Purpose:
System Reliability Engineers (also known as Site Reliability Engineers) are responsible for the keeping all user-facing services (most notably HungerStation.com) and many other HungerStation production systems running smoothly 24/7/365. SREs are a blend of operations gear-heads and software crafters that apply sound engineering principles, operational discipline and mature automation, specializing in systems, whether it be networking, the Linux kernel, or even a specific interest in scaling, algorithms, or distributed systems.
Responsibilities:
- Keep abreast of latest hardware development methodologies in order to be able to provide best-in-class hardware solutions
- Assist in managing technical hardware support activities to internal customers in order to establish optimum customer service levels and incident resolution
- Provide hardware support to the Technology team in order to support continuous operations for the business
- Provide data to execute root cause analysis (RCA)

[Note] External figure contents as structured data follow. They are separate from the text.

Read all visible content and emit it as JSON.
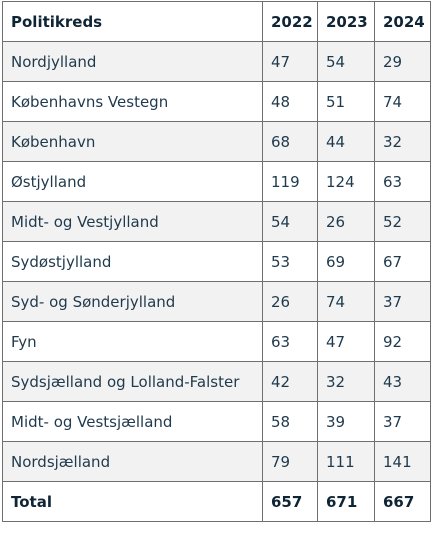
{
  "table": {
    "headers": [
      "Politikreds",
      "2022",
      "2023",
      "2024"
    ],
    "rows": [
      [
        "Nordjylland",
        "47",
        "54",
        "29"
      ],
      [
        "Københavns Vestegn",
        "48",
        "51",
        "74"
      ],
      [
        "København",
        "68",
        "44",
        "32"
      ],
      [
        "Østjylland",
        "119",
        "124",
        "63"
      ],
      [
        "Midt- og Vestjylland",
        "54",
        "26",
        "52"
      ],
      [
        "Sydøstjylland",
        "53",
        "69",
        "67"
      ],
      [
        "Syd- og Sønderjylland",
        "26",
        "74",
        "37"
      ],
      [
        "Fyn",
        "63",
        "47",
        "92"
      ],
      [
        "Sydsjælland og Lolland-Falster",
        "42",
        "32",
        "43"
      ],
      [
        "Midt- og Vestsjælland",
        "58",
        "39",
        "37"
      ],
      [
        "Nordsjælland",
        "79",
        "111",
        "141"
      ]
    ],
    "total": [
      "Total",
      "657",
      "671",
      "667"
    ]
  },
  "colors": {
    "text": "#1f3a4d",
    "border": "#6f6f6f",
    "shaded_row": "#f2f2f2"
  }
}
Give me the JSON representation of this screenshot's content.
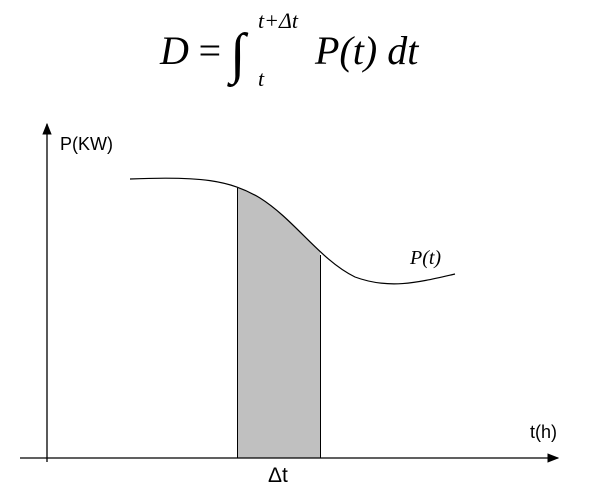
{
  "formula": {
    "lhs": "D",
    "equals": "=",
    "integral": "∫",
    "upper": "t+Δt",
    "lower": "t",
    "integrand": "P(t) dt"
  },
  "axes": {
    "y_label": "P(KW)",
    "x_label": "t(h)"
  },
  "curve": {
    "label": "P(t)"
  },
  "interval": {
    "label": "Δt"
  }
}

- Keep record of all issues/incidents and provide analytical reports (RCA/Impact Analysis) for resolution implementation and to keep the senior management informed
- Report on and resolve all hardware malfunctions, anomalies, and issues in a timely and accurate manner, and provide guidance for resolutions to increase the operational capability of the Department and the Business
- Improve continuous integration/continuous delivery (CICD) practices within the Organization to ensure reaching optimum operational levels
Requirements
- 9- 12 years of relevant experience
- Bachelor Degree in a relevant field is required
- Master’s degree in a relevant field is preferred
- You may be a fit to this role if you:
- Think about systems - edge cases, failure modes, behaviors, specific implementations.

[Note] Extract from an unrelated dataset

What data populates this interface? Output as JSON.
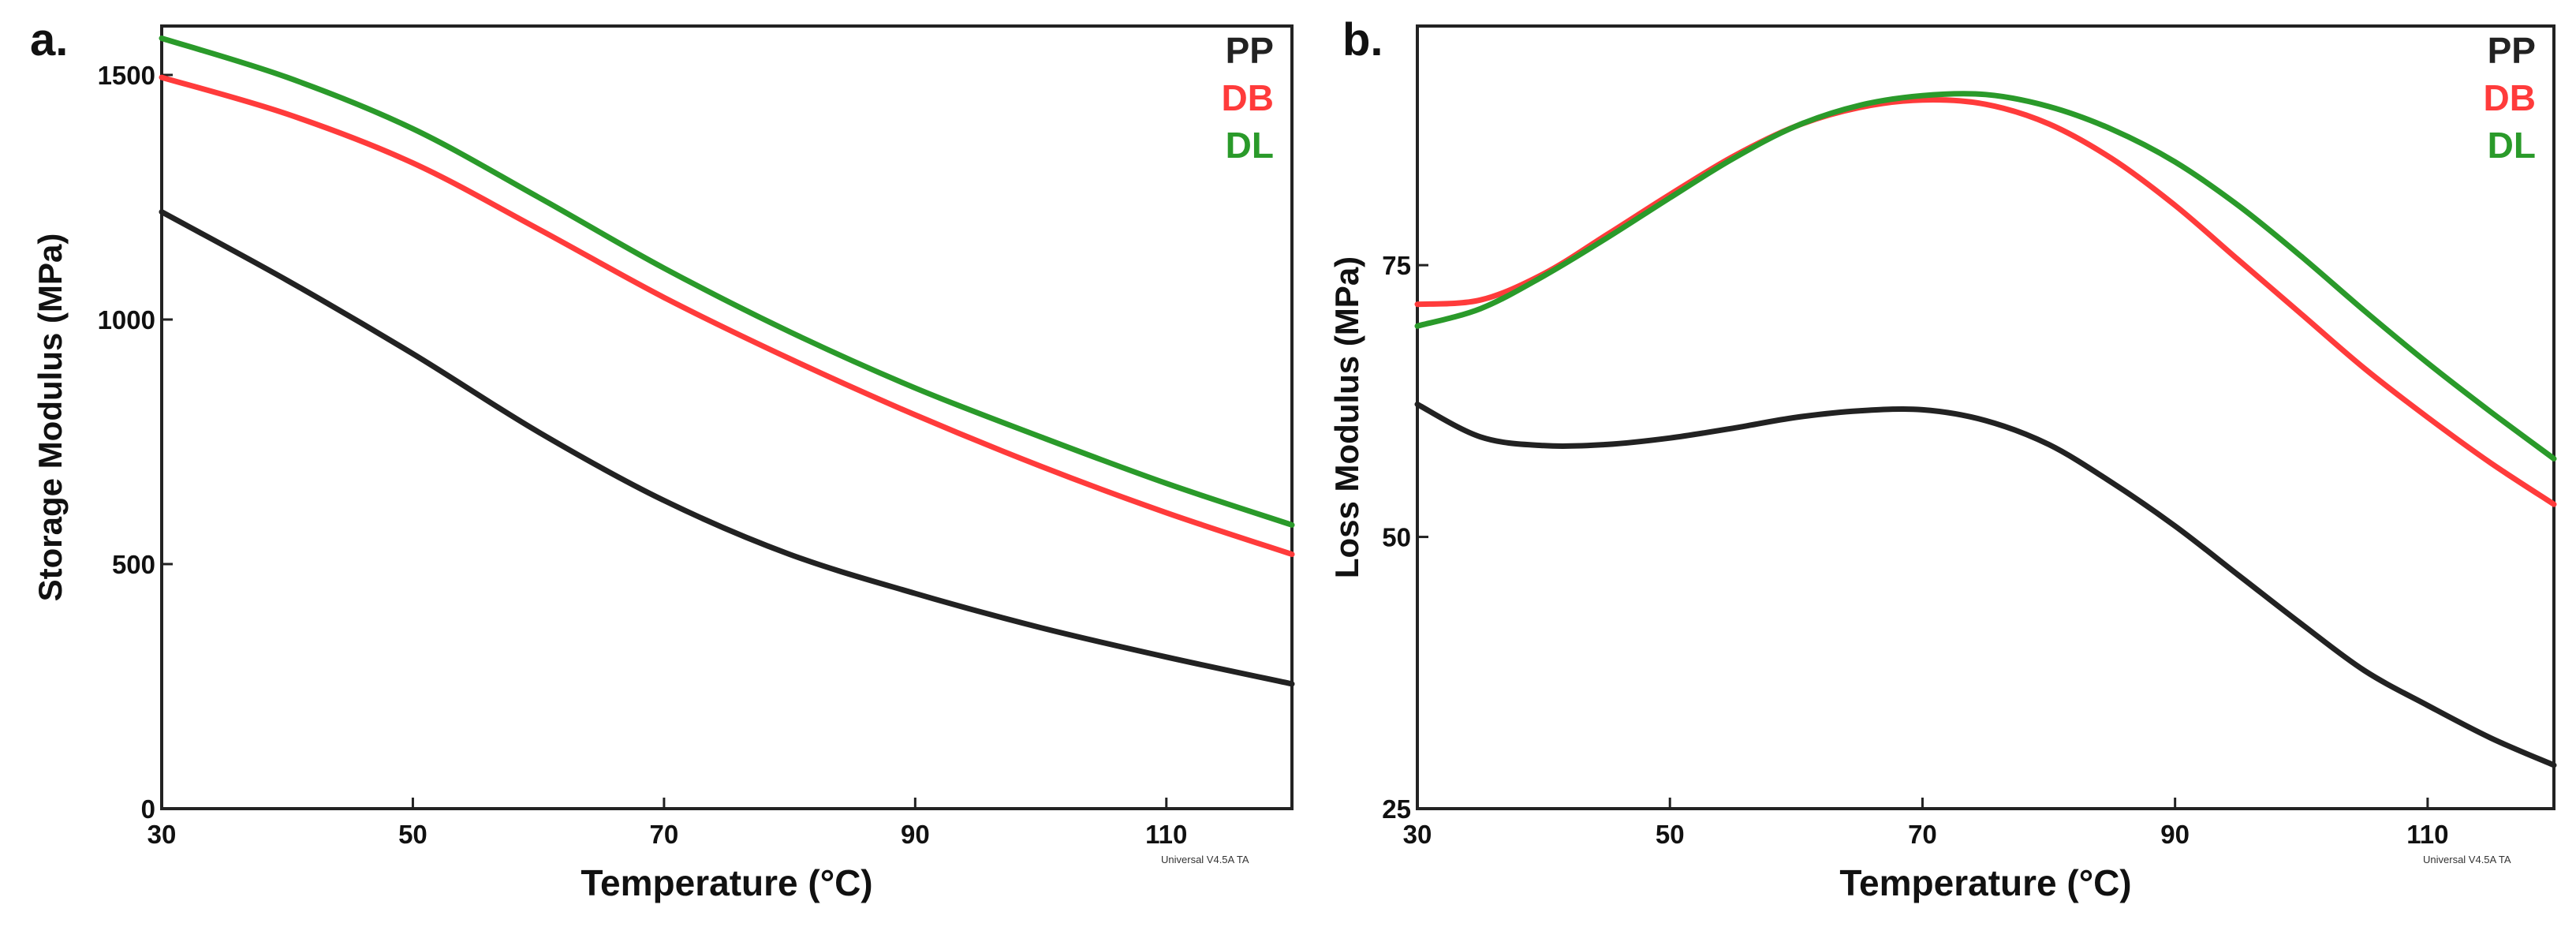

- Know your way around Linux and the Unix Shell.
- Know what is the use of config management systems like Terraform, Ansible, Chef . etc.

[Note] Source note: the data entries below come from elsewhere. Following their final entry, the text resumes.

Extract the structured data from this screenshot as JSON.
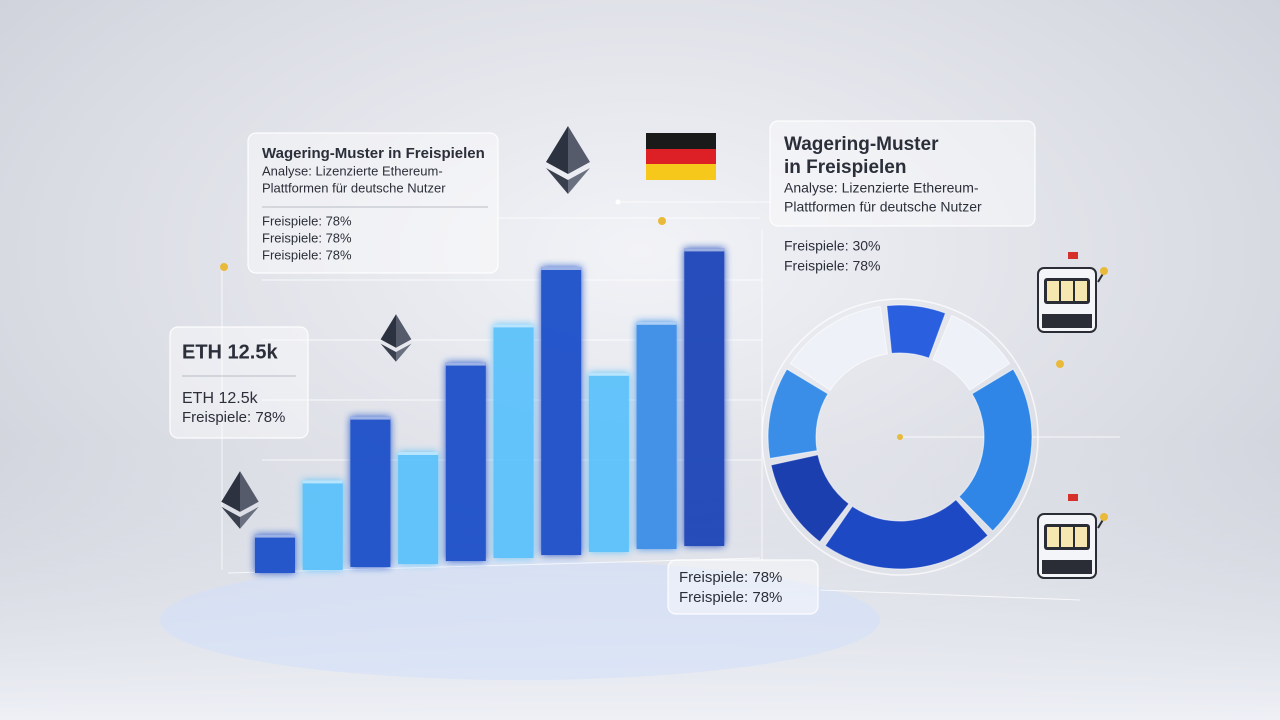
{
  "chart_data": [
    {
      "type": "bar",
      "categories": [
        null,
        null,
        null,
        null,
        null,
        null,
        null,
        null,
        null,
        null
      ],
      "values": [
        12,
        28,
        47,
        35,
        62,
        73,
        90,
        56,
        71,
        93
      ],
      "colors": [
        "#1f4fc9",
        "#5cc2fb",
        "#1f4fc9",
        "#5cc2fb",
        "#1f4fc9",
        "#5cc2fb",
        "#1f4fc9",
        "#5cc2fb",
        "#3a8ee8",
        "#1d44b8"
      ]
    },
    {
      "type": "donut",
      "categories": [
        null,
        null,
        null,
        null,
        null,
        null,
        null
      ],
      "values": [
        8,
        10,
        22,
        22,
        12,
        12,
        14
      ],
      "colors": [
        "#2a5fe0",
        "#eef2f8",
        "#2f86e6",
        "#1e49c4",
        "#1c3fb0",
        "#3a8ee8",
        "#eef2f8"
      ]
    }
  ],
  "panels": [
    {
      "title": [
        "Wagering-Muster in Freispielen"
      ],
      "subtitle": [
        "Analyse: Lizenzierte Ethereum-",
        "Plattformen für deutsche Nutzer"
      ],
      "lines": [
        "Freispiele: 78%",
        "Freispiele: 78%",
        "Freispiele: 78%"
      ]
    },
    {
      "title": [
        "Wagering-Muster",
        "in Freispielen"
      ],
      "subtitle": [
        "Analyse: Lizenzierte Ethereum-",
        "Plattformen für deutsche Nutzer"
      ],
      "lines": [
        "Freispiele: 30%",
        "Freispiele: 78%"
      ]
    },
    {
      "title": [
        "ETH 12.5k"
      ],
      "subtitle": [
        "ETH 12.5k"
      ],
      "lines": [
        "Freispiele: 78%"
      ]
    },
    {
      "title": [],
      "subtitle": [],
      "lines": [
        "Freispiele: 78%",
        "Freispiele: 78%"
      ]
    }
  ]
}
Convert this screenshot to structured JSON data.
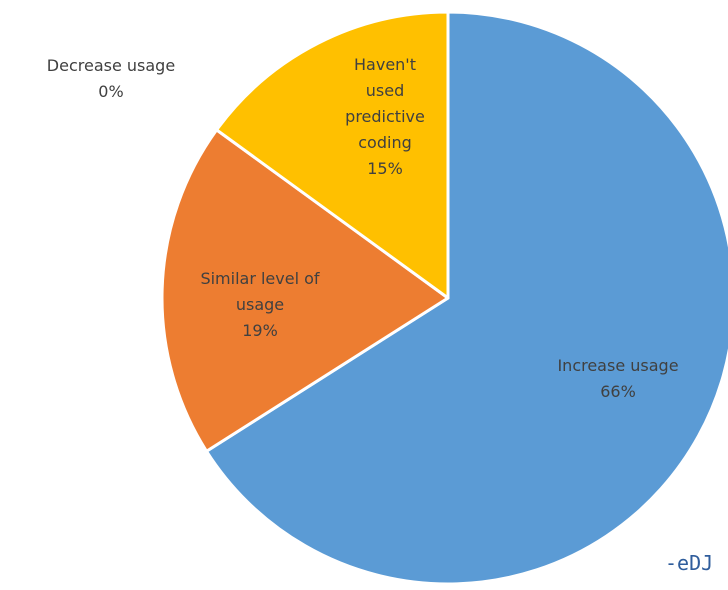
{
  "chart_data": {
    "type": "pie",
    "slices": [
      {
        "label_lines": [
          "Increase usage"
        ],
        "value": 66,
        "percent_label": "66%",
        "color": "#5B9BD5"
      },
      {
        "label_lines": [
          "Similar level of",
          "usage"
        ],
        "value": 19,
        "percent_label": "19%",
        "color": "#ED7D31"
      },
      {
        "label_lines": [
          "Haven't",
          "used",
          "predictive",
          "coding"
        ],
        "value": 15,
        "percent_label": "15%",
        "color": "#FFC000"
      },
      {
        "label_lines": [
          "Decrease usage"
        ],
        "value": 0,
        "percent_label": "0%",
        "color": "#A5A5A5"
      }
    ],
    "start_angle": "12 o'clock",
    "direction": "clockwise",
    "legend": "none"
  },
  "footer": {
    "credit_text": "-eDJ"
  }
}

- Have strong programming skills - Ruby and/or Go.
- Have an urge to collaborate and communicate asynchronously.
- Have an urge to document all the things so you don't need to learn the same thing twice.
- Have a proactive, go-for-it attitude. When you see something broken, you can't help but fix it.
- Have an urge for delivering quickly and iterating fast.
- Share our values, and work in accordance with those values.
- Have experience with Docker, Kubernetes, Prometheus and other cloud-native tools.